Re: [PATCH v8 5/5] ceph: add global metadata perf metric support

Ilya Dryomov <idryomov@xxxxxxxxx> · Mon, 24 Feb 2020 10:56:05 +0100

On Sat, Feb 22, 2020 at 2:21 AM Xiubo Li <xiubli@xxxxxxxxxx> wrote:
>
> On 2020/2/21 22:56, Ilya Dryomov wrote:
> > On Fri, Feb 21, 2020 at 1:03 PM Jeff Layton <jlayton@xxxxxxxxxx> wrote:
> >> On Fri, 2020-02-21 at 02:05 -0500, xiubli@xxxxxxxxxx wrote:
> >>> From: Xiubo Li <xiubli@xxxxxxxxxx>
> >>>
> >>> It will calculate the latency for the metedata requests, which only
> >>> include the time cousumed by network and the ceph.
> >>>
> >> "and the ceph MDS" ?
> >>
> >>> item          total       sum_lat(us)     avg_lat(us)
> >>> -----------------------------------------------------
> >>> metadata      113         220000          1946
> >>>
> >>> URL: https://tracker.ceph.com/issues/43215
> >>> Signed-off-by: Xiubo Li <xiubli@xxxxxxxxxx>
> >>> ---
> >>>   fs/ceph/debugfs.c    |  6 ++++++
> >>>   fs/ceph/mds_client.c | 20 ++++++++++++++++++++
> >>>   fs/ceph/metric.h     | 13 +++++++++++++
> >>>   3 files changed, 39 insertions(+)
> >>>
> >>> diff --git a/fs/ceph/debugfs.c b/fs/ceph/debugfs.c
> >>> index 464bfbdb970d..60f3e307fca1 100644
> >>> --- a/fs/ceph/debugfs.c
> >>> +++ b/fs/ceph/debugfs.c
> >>> @@ -146,6 +146,12 @@ static int metric_show(struct seq_file *s, void *p)
> >>>        avg = total ? sum / total : 0;
> >>>        seq_printf(s, "%-14s%-12lld%-16lld%lld\n", "write", total, sum, avg);
> >>>
> >>> +     total = percpu_counter_sum(&mdsc->metric.total_metadatas);
> >>> +     sum = percpu_counter_sum(&mdsc->metric.metadata_latency_sum);
> >>> +     sum = jiffies_to_usecs(sum);
> >>> +     avg = total ? sum / total : 0;
> >>> +     seq_printf(s, "%-14s%-12lld%-16lld%lld\n", "metadata", total, sum, avg);
> >>> +
> >>>        seq_printf(s, "\n");
> >>>        seq_printf(s, "item          total           miss            hit\n");
> >>>        seq_printf(s, "-------------------------------------------------\n");
> >>> diff --git a/fs/ceph/mds_client.c b/fs/ceph/mds_client.c
> >>> index 0a3447966b26..3e792eca6af7 100644
> >>> --- a/fs/ceph/mds_client.c
> >>> +++ b/fs/ceph/mds_client.c
> >>> @@ -3017,6 +3017,12 @@ static void handle_reply(struct ceph_mds_session *session, struct ceph_msg *msg)
> >>>
> >>>        /* kick calling process */
> >>>        complete_request(mdsc, req);
> >>> +
> >>> +     if (!result || result == -ENOENT) {
> >>> +             s64 latency = jiffies - req->r_started;
> >>> +
> >>> +             ceph_update_metadata_latency(&mdsc->metric, latency);
> >>> +     }
> >> Should we add an r_end_stamp field to the mds request struct and use
> >> that to calculate this?
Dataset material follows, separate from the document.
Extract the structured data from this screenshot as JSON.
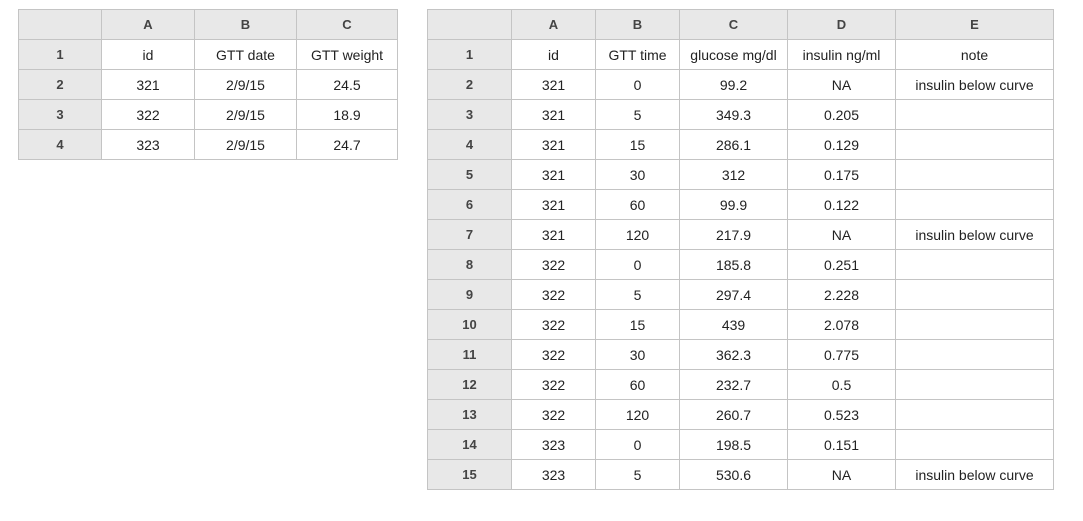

Many jiffies may have passed between the reply
> >> coming in and this point. If you really want to measure the latency that
> >> would be more accurate, I think.
> > Yes, capturing it after invoking the callback is inconsistent
> > with what is done for OSD requests (the new r_end_stamp is set in
> > finish_request()).
> >
> > It looks like this is the only place where MDS r_end_stamp would be
> > needed, so perhaps just move this before complete_request() call?
>
> Currently for the OSD requests, they are almost in the same place where
> at the end of the handle_reply.

For OSD requests, r_end_request is captured _before_ the supplied
callback is invoked.  I suggest to do the same for MDS requests.

>
> If we don't want to calculate the consumption by the most of
> handle_reply code, we may set the r_end_stamp in the begin of it for
> both OSD/MDS requests ?
>
> I'm thinking since in the handle_reply, it may also wait for the mutex
> locks and then sleeps, so move the r_end_stamp to the beginning should
> make sense...

No, the time spent in handle_reply() must be included, just like the
time spent in submit_request() is included.  If you look at the code,
you will see that there is a case where handle_reply() drops the reply
on the floor and resubmits the OSD request.  Further, on many errors,
handle_reply() isn't even called, so finish_request() is the only place
where r_end_stamp can be captured in a consistent manner.

Thanks,

                Ilya